Those tasked with getting the lead out, the most often mentioned material, can start with two questions: Do you know if lead-free substitutes are available? And if so, will they handle the higher reflow temperatures needed by lead-free solders?

If you can't answer these, you're not alone. Over half of the respondents to a recent survey on the topic say their companies have not begun designing the six materials out of their electronics. Fortunately, contract manufacturers of electronic products are a little more on the ball and have been preparing for July 2006. Here's a glimpse at what to expect and how some contract manufacturers have prepared.

What designers should know

First of all, don't think that the mandate is a manufacturing-only problem. EMA Design Automation, a supplier of electronic-design software, Rochester, N.Y., (ema-eda.com) says there are certainly significant manufacturing issues, but simply replacing parts with lead-free equivalents creates new issues. A lead-free version, for instance, might be larger and heavier than its leaded variation.
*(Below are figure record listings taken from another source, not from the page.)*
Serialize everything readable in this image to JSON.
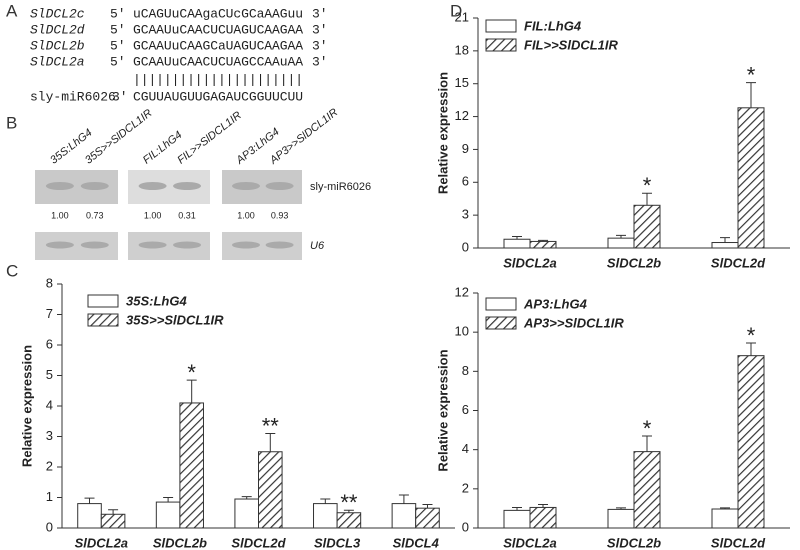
{
  "panel_labels": [
    "A",
    "B",
    "C",
    "D"
  ],
  "alignment": {
    "rows": [
      {
        "name": "SlDCL2c",
        "five": "5'",
        "seq": "uCAGUuCAAgaCUcGCaAAGuu",
        "three": "3'"
      },
      {
        "name": "SlDCL2d",
        "five": "5'",
        "seq": "GCAAUuCAACUCUAGUCAAGAA",
        "three": "3'"
      },
      {
        "name": "SlDCL2b",
        "five": "5'",
        "seq": "GCAAUuCAAGCaUAGUCAAGAA",
        "three": "3'"
      },
      {
        "name": "SlDCL2a",
        "five": "5'",
        "seq": "GCAAUuCAACUCUAGCCAAuAA",
        "three": "3'"
      }
    ],
    "pairing": "||||||||||||||||||||||",
    "mirna": {
      "name": "sly-miR6026",
      "three": "3'",
      "seq": "CGUUAUGUUGAGAUCGGUUCUU"
    }
  },
  "blot": {
    "groups": [
      {
        "labels": [
          "35S:LhG4",
          "35S>>SlDCL1IR"
        ],
        "values": [
          "1.00",
          "0.73"
        ]
      },
      {
        "labels": [
          "FIL:LhG4",
          "FIL>>SlDCL1IR"
        ],
        "values": [
          "1.00",
          "0.31"
        ]
      },
      {
        "labels": [
          "AP3:LhG4",
          "AP3>>SlDCL1IR"
        ],
        "values": [
          "1.00",
          "0.93"
        ]
      }
    ],
    "probe": "sly-miR6026",
    "control": "U6"
  },
  "chart_data": [
    {
      "type": "bar",
      "ylabel": "Relative expression",
      "categories": [
        "SlDCL2a",
        "SlDCL2b",
        "SlDCL2d",
        "SlDCL3",
        "SlDCL4"
      ],
      "series": [
        {
          "name": "35S:LhG4",
          "color": "#ffffff",
          "values": [
            0.8,
            0.85,
            0.95,
            0.8,
            0.8
          ],
          "errors": [
            0.18,
            0.15,
            0.08,
            0.15,
            0.28
          ]
        },
        {
          "name": "35S>>SlDCL1IR",
          "color": "hatch",
          "values": [
            0.45,
            4.1,
            2.5,
            0.5,
            0.65
          ],
          "errors": [
            0.15,
            0.75,
            0.6,
            0.08,
            0.12
          ]
        }
      ],
      "annotations": [
        {
          "text": "*",
          "index": 1
        },
        {
          "text": "**",
          "index": 2
        },
        {
          "text": "**",
          "index": 3
        }
      ],
      "ylim": [
        0,
        8
      ],
      "yticks": [
        0,
        1,
        2,
        3,
        4,
        5,
        6,
        7,
        8
      ],
      "legend": "top-left"
    },
    {
      "type": "bar",
      "ylabel": "Relative expression",
      "categories": [
        "SlDCL2a",
        "SlDCL2b",
        "SlDCL2d"
      ],
      "series": [
        {
          "name": "FIL:LhG4",
          "color": "#ffffff",
          "values": [
            0.8,
            0.9,
            0.5
          ],
          "errors": [
            0.25,
            0.25,
            0.45
          ]
        },
        {
          "name": "FIL>>SlDCL1IR",
          "color": "hatch",
          "values": [
            0.6,
            3.9,
            12.8
          ],
          "errors": [
            0.1,
            1.1,
            2.3
          ]
        }
      ],
      "annotations": [
        {
          "text": "*",
          "index": 1
        },
        {
          "text": "*",
          "index": 2
        }
      ],
      "ylim": [
        0,
        21
      ],
      "yticks": [
        0,
        3,
        6,
        9,
        12,
        15,
        18,
        21
      ],
      "legend": "top-left"
    },
    {
      "type": "bar",
      "ylabel": "Relative expression",
      "categories": [
        "SlDCL2a",
        "SlDCL2b",
        "SlDCL2d"
      ],
      "series": [
        {
          "name": "AP3:LhG4",
          "color": "#ffffff",
          "values": [
            0.9,
            0.95,
            0.97
          ],
          "errors": [
            0.15,
            0.08,
            0.06
          ]
        },
        {
          "name": "AP3>>SlDCL1IR",
          "color": "hatch",
          "values": [
            1.05,
            3.9,
            8.8
          ],
          "errors": [
            0.15,
            0.8,
            0.65
          ]
        }
      ],
      "annotations": [
        {
          "text": "*",
          "index": 1
        },
        {
          "text": "*",
          "index": 2
        }
      ],
      "ylim": [
        0,
        12
      ],
      "yticks": [
        0,
        2,
        4,
        6,
        8,
        10,
        12
      ],
      "legend": "top-left"
    }
  ]
}
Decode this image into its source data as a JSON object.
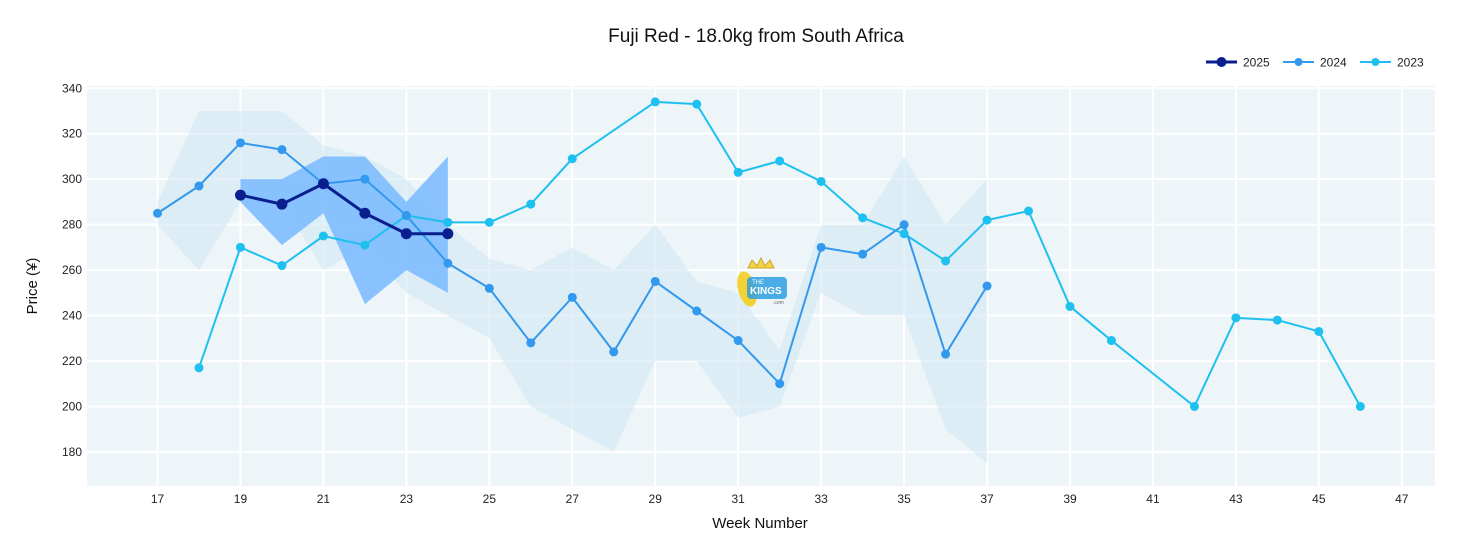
{
  "chart_data": {
    "type": "line",
    "title": "Fuji Red - 18.0kg from South Africa",
    "xlabel": "Week Number",
    "ylabel": "Price (¥)",
    "xlim": [
      15.3,
      47.8
    ],
    "ylim": [
      165,
      341
    ],
    "x_ticks": [
      17,
      19,
      21,
      23,
      25,
      27,
      29,
      31,
      33,
      35,
      37,
      39,
      41,
      43,
      45,
      47
    ],
    "y_ticks": [
      180,
      200,
      220,
      240,
      260,
      280,
      300,
      320,
      340
    ],
    "grid": true,
    "legend_position": "top-right",
    "series": [
      {
        "name": "2025",
        "color": "#0a1f8f",
        "points": [
          [
            19,
            293
          ],
          [
            20,
            289
          ],
          [
            21,
            298
          ],
          [
            22,
            285
          ],
          [
            23,
            276
          ],
          [
            24,
            276
          ]
        ],
        "band_upper": [
          [
            19,
            300
          ],
          [
            20,
            300
          ],
          [
            21,
            310
          ],
          [
            22,
            310
          ],
          [
            23,
            290
          ],
          [
            24,
            310
          ]
        ],
        "band_lower": [
          [
            19,
            290
          ],
          [
            20,
            271
          ],
          [
            21,
            285
          ],
          [
            22,
            245
          ],
          [
            23,
            260
          ],
          [
            24,
            250
          ]
        ],
        "band_color": "#7ebcff"
      },
      {
        "name": "2024",
        "color": "#3399ee",
        "points": [
          [
            17,
            285
          ],
          [
            18,
            297
          ],
          [
            19,
            316
          ],
          [
            20,
            313
          ],
          [
            21,
            298
          ],
          [
            22,
            300
          ],
          [
            23,
            284
          ],
          [
            24,
            263
          ],
          [
            25,
            252
          ],
          [
            26,
            228
          ],
          [
            27,
            248
          ],
          [
            28,
            224
          ],
          [
            29,
            255
          ],
          [
            30,
            242
          ],
          [
            31,
            229
          ],
          [
            32,
            210
          ],
          [
            33,
            270
          ],
          [
            34,
            267
          ],
          [
            35,
            280
          ],
          [
            36,
            223
          ],
          [
            37,
            253
          ]
        ],
        "band_upper": [
          [
            17,
            290
          ],
          [
            18,
            330
          ],
          [
            19,
            330
          ],
          [
            20,
            330
          ],
          [
            21,
            315
          ],
          [
            22,
            310
          ],
          [
            23,
            300
          ],
          [
            24,
            280
          ],
          [
            25,
            265
          ],
          [
            26,
            260
          ],
          [
            27,
            270
          ],
          [
            28,
            260
          ],
          [
            29,
            280
          ],
          [
            30,
            255
          ],
          [
            31,
            250
          ],
          [
            32,
            225
          ],
          [
            33,
            280
          ],
          [
            34,
            280
          ],
          [
            35,
            310
          ],
          [
            36,
            280
          ],
          [
            37,
            300
          ]
        ],
        "band_lower": [
          [
            17,
            280
          ],
          [
            18,
            260
          ],
          [
            19,
            290
          ],
          [
            20,
            290
          ],
          [
            21,
            260
          ],
          [
            22,
            270
          ],
          [
            23,
            250
          ],
          [
            24,
            240
          ],
          [
            25,
            230
          ],
          [
            26,
            200
          ],
          [
            27,
            190
          ],
          [
            28,
            180
          ],
          [
            29,
            220
          ],
          [
            30,
            220
          ],
          [
            31,
            195
          ],
          [
            32,
            200
          ],
          [
            33,
            250
          ],
          [
            34,
            240
          ],
          [
            35,
            240
          ],
          [
            36,
            190
          ],
          [
            37,
            175
          ]
        ],
        "band_color": "#cfe6f2"
      },
      {
        "name": "2023",
        "color": "#1ec0f0",
        "points": [
          [
            18,
            217
          ],
          [
            19,
            270
          ],
          [
            20,
            262
          ],
          [
            21,
            275
          ],
          [
            22,
            271
          ],
          [
            23,
            284
          ],
          [
            24,
            281
          ],
          [
            25,
            281
          ],
          [
            26,
            289
          ],
          [
            27,
            309
          ],
          [
            29,
            334
          ],
          [
            30,
            333
          ],
          [
            31,
            303
          ],
          [
            32,
            308
          ],
          [
            33,
            299
          ],
          [
            34,
            283
          ],
          [
            35,
            276
          ],
          [
            36,
            264
          ],
          [
            37,
            282
          ],
          [
            38,
            286
          ],
          [
            39,
            244
          ],
          [
            40,
            229
          ],
          [
            42,
            200
          ],
          [
            43,
            239
          ],
          [
            44,
            238
          ],
          [
            45,
            233
          ],
          [
            46,
            200
          ]
        ]
      }
    ]
  },
  "colors": {
    "plot_background": "#edf5f9",
    "grid": "#ffffff"
  },
  "watermark": {
    "text_top": "THE",
    "text_main": "KINGS",
    "text_small": ".com"
  }
}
Not all parts have lead-free replacements. Late changes to a design are costly, unpredictable, and wasted manufacturing time.

What's more, EMA marketing director Greg Roberts says the directive has already caused several minor crises. In one, an OEM discovered a supplier had discontinued production of a leaded connector while retooling for a lead-free version. The OEM would not sanction a change and so scoured the country buying up every leaded connector with the original part number it could find. This is a temporary fix for the OEM, but Roberts wonders what happens with the next batch of equipment, or the next company that needs the leaded connector? Another problem is that just raising temperatures in reflow equipment is likely to damage components. And a few component suppliers are substituting lead-free items without changing part numbers.

The Directive, however, does not call for a total elimination of the six substances. “The directive mandates that homogeneous materials within compliant products, or materials that cannot be mechanically disjointed into different materials, contain less than the maximum concentration levels for the six substances,” says Roberts.

But because the required reflow temperatures in wave soldering ovens are headed up to accommodate lead-free replacements, all components on a printed circuit board should be reviewed to see if they are sufficiently temperature rated. Lead-free solders call for a reflow temperature about 25°C higher in the wave-soldering machines, so components will have to be more rugged. And as you probably expected, costs will also rise. Leaded solder bars, for example, cost about $2/lb, while a lead-free substitute will be about $8/lb.

Zulki Khan, president of Nexlogic Technologies Inc., San Jose, Calif., (nexlogic.com) suggests designers examine these several areas:

Laminates are board materials on which circuits are printed. “They are likely to change from conventional FR4 to materials referred to as FR406 and FR408,” says Khan. “These are fiberglass laminates with higher transition temperatures.”

Board surface finishes provide a solderable surface that keeps copper from oxidizing. The most used surface finishes are OSP (organic solder preservative), electroless nickel immersion gold, and immersion silver. All have been around for some time.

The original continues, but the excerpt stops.